Difficile accès aux soins en Aubrac

Quand on habite le Nord Aveyron à 60 Km d’un hôpital général, la solidarité qui se manifeste, pour les transports sanitaires, est plus celle des patients et professionnels de santé que celle de l’Assurance maladie !

Philippe Nekrouf,
médecin généraliste et maître de stage universitaire, porteur du projet RSPNA

Des renoncements aux soins liés à des critères de remboursement des transports sanitaires de plus en plus restrictifs...
Jeudi 2 février – journal de 13 heures sur France 2 – reportage sur les difficultés des professionnels de santé à se déplacer par - 15°C sur les routes enneigées de Laguiole en Aubrac... En fait, une gêne à l’offre de soins tout à fait anecdotique pour les habitants de l’Aubrac aveyronnais.
Car la principale difficulté géographique d’accès aux soins ici est d’être à une heure du plus proche service d’urgences hospitalières, du SAMU ou de toute prise en charge de deuxième recours.
À ce titre, une des inégalités territoriales de santé les plus criantes, pour les nord aveyronnais sans véhicule, est l’absence de prise en charge des transports sanitaires par l’Assurance maladie s’ils ne sont pas en lien avec une Affection Longue Durée (ALD), une hospitalisation, un accident de travail ou une incapacité à tenir assis. Même la notion d’urgence n’est plus un critère !
Pour consulter un spécialiste de deuxième recours ou faire une imagerie médicale à Rodez, à une heure de route d’ici, nombre de personnes sans voiture, qu’elles soient âgées mais valides ou plus jeunes, se voient obligées de payer de leur poche les 90 à 110 euros nécessaires pour un transport aller/retour en taxi ou VSL (Véhicule Sanitaire Léger)... ou alors renoncent aux soins de deuxième recours ! Deux exceptions :
– une pratique avancée quotidienne de prélèvements biologiques (prises de sang...) par nos infirmières, analysés ensuite à Espalion (à 25 km plus bas dans la vallée du Lot) ; 

– une consultation avancée de psychiatrie, assurée chaque semaine au Centre de Soins de Laguiole par notre psychiatre du Centre Médico-Psychologique (CMP) d’Espalion. 
Dans le cadre de notre projet de Réseau de Santé de Proximité en Nord Aveyron (RSPNA), nous souhaitons ainsi développer des consultations avancées par télémédecine (accès à distance aux spécialistes de deuxième recours) et pousser à la mise en place de transports adaptés par le département, l’ARS (Agence Régionale de Santé) et/ou la CPAM. 

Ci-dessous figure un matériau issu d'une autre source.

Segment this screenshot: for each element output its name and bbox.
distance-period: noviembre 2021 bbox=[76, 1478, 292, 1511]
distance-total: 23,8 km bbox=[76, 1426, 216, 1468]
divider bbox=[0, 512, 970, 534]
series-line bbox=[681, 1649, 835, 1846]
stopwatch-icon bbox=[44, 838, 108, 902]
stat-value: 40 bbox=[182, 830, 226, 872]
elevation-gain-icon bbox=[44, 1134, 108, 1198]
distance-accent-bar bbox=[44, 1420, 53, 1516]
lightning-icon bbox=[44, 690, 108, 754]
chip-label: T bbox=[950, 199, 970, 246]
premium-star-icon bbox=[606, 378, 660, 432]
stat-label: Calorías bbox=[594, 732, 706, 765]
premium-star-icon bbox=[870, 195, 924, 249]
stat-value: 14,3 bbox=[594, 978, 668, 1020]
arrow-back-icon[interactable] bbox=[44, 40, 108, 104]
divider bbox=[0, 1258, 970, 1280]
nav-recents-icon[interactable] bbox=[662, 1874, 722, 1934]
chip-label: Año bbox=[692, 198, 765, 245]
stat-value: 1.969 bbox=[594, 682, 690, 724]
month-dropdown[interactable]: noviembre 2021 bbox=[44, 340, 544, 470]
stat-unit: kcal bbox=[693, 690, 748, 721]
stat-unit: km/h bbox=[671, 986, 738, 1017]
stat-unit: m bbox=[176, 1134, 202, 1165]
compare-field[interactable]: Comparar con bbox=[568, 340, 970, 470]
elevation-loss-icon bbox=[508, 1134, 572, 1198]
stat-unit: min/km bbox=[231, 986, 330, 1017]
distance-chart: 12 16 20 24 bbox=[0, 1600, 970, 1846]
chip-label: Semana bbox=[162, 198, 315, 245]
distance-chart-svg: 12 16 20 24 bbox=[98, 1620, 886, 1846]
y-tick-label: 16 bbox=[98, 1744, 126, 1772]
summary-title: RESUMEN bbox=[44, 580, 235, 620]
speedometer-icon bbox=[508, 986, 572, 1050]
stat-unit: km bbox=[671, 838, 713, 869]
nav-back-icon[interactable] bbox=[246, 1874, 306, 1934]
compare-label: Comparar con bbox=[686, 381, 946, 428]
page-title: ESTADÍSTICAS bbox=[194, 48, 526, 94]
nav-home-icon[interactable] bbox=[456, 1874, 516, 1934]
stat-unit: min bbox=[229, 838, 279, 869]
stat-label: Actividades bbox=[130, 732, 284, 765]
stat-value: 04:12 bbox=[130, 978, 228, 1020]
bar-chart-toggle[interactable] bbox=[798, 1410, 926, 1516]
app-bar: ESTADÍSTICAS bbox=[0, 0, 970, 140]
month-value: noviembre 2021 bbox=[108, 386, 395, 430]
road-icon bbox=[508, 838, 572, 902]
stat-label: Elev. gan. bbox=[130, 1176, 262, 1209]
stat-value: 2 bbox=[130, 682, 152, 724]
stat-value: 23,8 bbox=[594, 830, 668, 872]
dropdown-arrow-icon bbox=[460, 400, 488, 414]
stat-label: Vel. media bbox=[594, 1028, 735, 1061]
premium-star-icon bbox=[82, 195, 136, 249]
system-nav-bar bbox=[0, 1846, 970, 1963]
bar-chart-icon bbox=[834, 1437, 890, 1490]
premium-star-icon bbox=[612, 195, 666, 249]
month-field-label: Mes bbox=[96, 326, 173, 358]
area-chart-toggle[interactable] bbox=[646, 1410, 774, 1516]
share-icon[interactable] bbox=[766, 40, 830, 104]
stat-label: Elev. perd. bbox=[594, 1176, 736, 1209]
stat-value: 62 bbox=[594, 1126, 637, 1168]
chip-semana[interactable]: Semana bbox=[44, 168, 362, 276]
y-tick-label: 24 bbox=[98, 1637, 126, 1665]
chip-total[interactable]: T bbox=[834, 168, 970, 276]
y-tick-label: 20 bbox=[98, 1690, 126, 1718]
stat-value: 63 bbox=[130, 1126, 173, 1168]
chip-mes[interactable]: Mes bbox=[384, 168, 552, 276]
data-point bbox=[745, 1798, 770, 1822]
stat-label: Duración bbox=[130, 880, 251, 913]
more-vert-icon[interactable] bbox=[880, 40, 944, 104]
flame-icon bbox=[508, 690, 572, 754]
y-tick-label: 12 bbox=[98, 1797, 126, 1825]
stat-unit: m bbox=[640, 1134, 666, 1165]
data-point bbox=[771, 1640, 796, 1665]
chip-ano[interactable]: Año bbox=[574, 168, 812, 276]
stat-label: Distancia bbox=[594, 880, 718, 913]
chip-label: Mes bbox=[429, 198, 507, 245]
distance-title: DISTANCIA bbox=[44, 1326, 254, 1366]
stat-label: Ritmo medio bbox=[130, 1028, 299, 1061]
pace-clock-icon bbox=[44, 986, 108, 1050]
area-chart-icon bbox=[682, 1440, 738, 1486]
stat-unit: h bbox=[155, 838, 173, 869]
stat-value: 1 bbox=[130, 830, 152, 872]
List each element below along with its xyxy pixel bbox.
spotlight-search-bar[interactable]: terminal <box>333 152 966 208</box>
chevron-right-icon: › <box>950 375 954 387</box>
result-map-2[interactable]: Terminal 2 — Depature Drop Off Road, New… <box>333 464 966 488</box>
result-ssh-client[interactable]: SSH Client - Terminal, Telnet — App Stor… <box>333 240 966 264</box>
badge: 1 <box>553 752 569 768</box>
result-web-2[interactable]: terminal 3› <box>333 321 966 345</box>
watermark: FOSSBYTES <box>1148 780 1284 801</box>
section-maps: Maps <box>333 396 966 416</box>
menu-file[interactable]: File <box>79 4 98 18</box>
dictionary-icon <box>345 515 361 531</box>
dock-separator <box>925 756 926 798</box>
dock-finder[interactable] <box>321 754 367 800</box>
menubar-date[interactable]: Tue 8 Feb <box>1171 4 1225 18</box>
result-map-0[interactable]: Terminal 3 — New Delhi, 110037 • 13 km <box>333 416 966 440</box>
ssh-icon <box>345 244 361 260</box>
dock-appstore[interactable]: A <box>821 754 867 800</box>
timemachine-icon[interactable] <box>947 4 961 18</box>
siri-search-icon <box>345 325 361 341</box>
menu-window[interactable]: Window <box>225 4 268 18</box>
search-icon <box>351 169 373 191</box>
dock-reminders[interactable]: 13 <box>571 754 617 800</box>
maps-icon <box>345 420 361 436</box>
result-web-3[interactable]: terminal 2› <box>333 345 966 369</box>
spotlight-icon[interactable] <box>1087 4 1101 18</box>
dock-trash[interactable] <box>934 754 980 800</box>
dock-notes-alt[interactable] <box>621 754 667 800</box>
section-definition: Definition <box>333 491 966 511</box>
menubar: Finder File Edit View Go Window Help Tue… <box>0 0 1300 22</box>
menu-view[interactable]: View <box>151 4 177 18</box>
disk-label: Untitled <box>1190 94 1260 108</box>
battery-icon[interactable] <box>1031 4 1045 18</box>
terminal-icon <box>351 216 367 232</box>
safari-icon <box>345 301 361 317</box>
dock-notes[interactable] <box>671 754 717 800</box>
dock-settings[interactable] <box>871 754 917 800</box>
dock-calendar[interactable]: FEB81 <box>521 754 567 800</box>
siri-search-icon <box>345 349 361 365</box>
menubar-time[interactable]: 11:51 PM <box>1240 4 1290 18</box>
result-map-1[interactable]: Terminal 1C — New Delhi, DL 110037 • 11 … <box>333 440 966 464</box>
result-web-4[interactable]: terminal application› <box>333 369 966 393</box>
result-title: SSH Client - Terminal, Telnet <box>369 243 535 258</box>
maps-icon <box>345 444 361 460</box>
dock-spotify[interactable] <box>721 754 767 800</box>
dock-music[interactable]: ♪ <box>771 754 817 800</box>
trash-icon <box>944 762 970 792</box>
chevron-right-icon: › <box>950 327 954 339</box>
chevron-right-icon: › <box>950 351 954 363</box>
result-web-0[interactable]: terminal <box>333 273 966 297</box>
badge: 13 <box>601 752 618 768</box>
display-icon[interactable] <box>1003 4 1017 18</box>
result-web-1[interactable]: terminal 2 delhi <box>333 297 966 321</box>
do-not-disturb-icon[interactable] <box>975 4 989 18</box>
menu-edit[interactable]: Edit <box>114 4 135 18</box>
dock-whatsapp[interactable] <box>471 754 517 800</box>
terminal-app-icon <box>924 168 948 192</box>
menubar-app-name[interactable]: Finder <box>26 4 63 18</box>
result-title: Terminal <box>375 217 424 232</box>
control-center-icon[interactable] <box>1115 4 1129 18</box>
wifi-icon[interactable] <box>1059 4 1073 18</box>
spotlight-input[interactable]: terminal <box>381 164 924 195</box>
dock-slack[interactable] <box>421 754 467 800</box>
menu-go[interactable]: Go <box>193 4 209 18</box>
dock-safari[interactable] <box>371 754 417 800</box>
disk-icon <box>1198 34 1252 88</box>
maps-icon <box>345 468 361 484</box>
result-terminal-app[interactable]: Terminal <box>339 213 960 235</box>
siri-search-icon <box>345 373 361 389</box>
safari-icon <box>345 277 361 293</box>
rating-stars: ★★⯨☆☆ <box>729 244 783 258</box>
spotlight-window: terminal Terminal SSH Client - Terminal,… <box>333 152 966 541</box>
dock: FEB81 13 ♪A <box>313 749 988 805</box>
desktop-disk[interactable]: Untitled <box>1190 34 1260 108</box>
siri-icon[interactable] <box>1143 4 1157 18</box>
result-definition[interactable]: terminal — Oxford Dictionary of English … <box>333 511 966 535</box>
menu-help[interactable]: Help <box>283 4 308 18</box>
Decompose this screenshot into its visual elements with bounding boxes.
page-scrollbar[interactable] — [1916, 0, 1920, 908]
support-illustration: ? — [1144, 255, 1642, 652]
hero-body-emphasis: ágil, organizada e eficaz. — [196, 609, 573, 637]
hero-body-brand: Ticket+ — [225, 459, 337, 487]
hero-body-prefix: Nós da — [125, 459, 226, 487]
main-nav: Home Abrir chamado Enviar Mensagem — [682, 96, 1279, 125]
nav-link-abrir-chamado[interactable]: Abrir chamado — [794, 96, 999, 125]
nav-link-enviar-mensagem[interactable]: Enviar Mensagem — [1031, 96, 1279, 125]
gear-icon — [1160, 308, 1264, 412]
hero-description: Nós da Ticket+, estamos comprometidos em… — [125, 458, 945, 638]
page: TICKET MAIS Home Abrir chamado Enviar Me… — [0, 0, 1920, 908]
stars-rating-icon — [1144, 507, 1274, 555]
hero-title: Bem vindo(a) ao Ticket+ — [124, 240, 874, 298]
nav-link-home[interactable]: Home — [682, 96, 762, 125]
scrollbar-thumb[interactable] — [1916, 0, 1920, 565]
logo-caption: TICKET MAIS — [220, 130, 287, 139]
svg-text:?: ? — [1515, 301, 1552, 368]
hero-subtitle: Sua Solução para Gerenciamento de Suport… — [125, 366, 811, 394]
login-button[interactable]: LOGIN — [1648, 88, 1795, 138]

Un projet collectif de réseau de Maisons de Santé pour le Nord Aveyron...
Le RSPNA est un réseau de santé de premier recours regroupant près de cinquante professionnels de santé – médecins généralistes, infirmières, aides-soignantes, kinés, sage-femme, psychiatre, pédicure-podologue, orthophonistes – sur quatre cantons du Nord Aveyron : Laguiole, Sainte-Geneviève sur Argence, Saint-Amans des Côts et SaintChély d’Aubrac. À terme, le réseau doit regrouper, d’ici deux ans, trois Maisons de Santé et un Pôle de Santé, avec un système d’information commun [1] et une coordination des prises en charge médicales et paramédicales.
Le projet, soutenu par les élus locaux, le département puis la CPAM, la MSA, l’ARS et la région, est né fin 2007 de la réflexion des professionnels de santé eux-mêmes, soucieux du risque de désertification médicale et de la perte des services de santé de proximité en milieu rural de montagne... un problème général dans le Massif Central. À l’image du vieillissement de la population rurale, la moyenne d’âge des médecins généralistes chez nous dépasse les 55 ans.
Notre idée est de proposer à de jeunes professionnels de santé de « faire un bout de chemin » avec nous. Pour travailler en équipe pluriprofessionnelle, sans idée de hiérarchie, sans nécessité de s’endetter (plus besoin de « racheter » une patientèle ou de l’immobilier professionnel). Avec la seule volonté de participer au projet de santé commun, de se coordonner pour une prise en charge globale des problèmes de santé de la population et de se former par l’échange des pratiques entre professionnels.
Grâce à ce projet, les professionnels de santé du Nord Aveyron espèrent répondre aux besoins de santé de la population et contribuer à un accès aux soins digne de ce nom.


par Alain Nekrouf, Pratiques N°57, mai 2012

Documents joints


[1Il s’agit d’un outil commun de coordination pluriprofessionnelle, avec information préalable et respect du libre choix du patient. Seules les données nécessaires à la prise en charge pluridisciplinaire sont partagées entre les professionnels de santé concernés.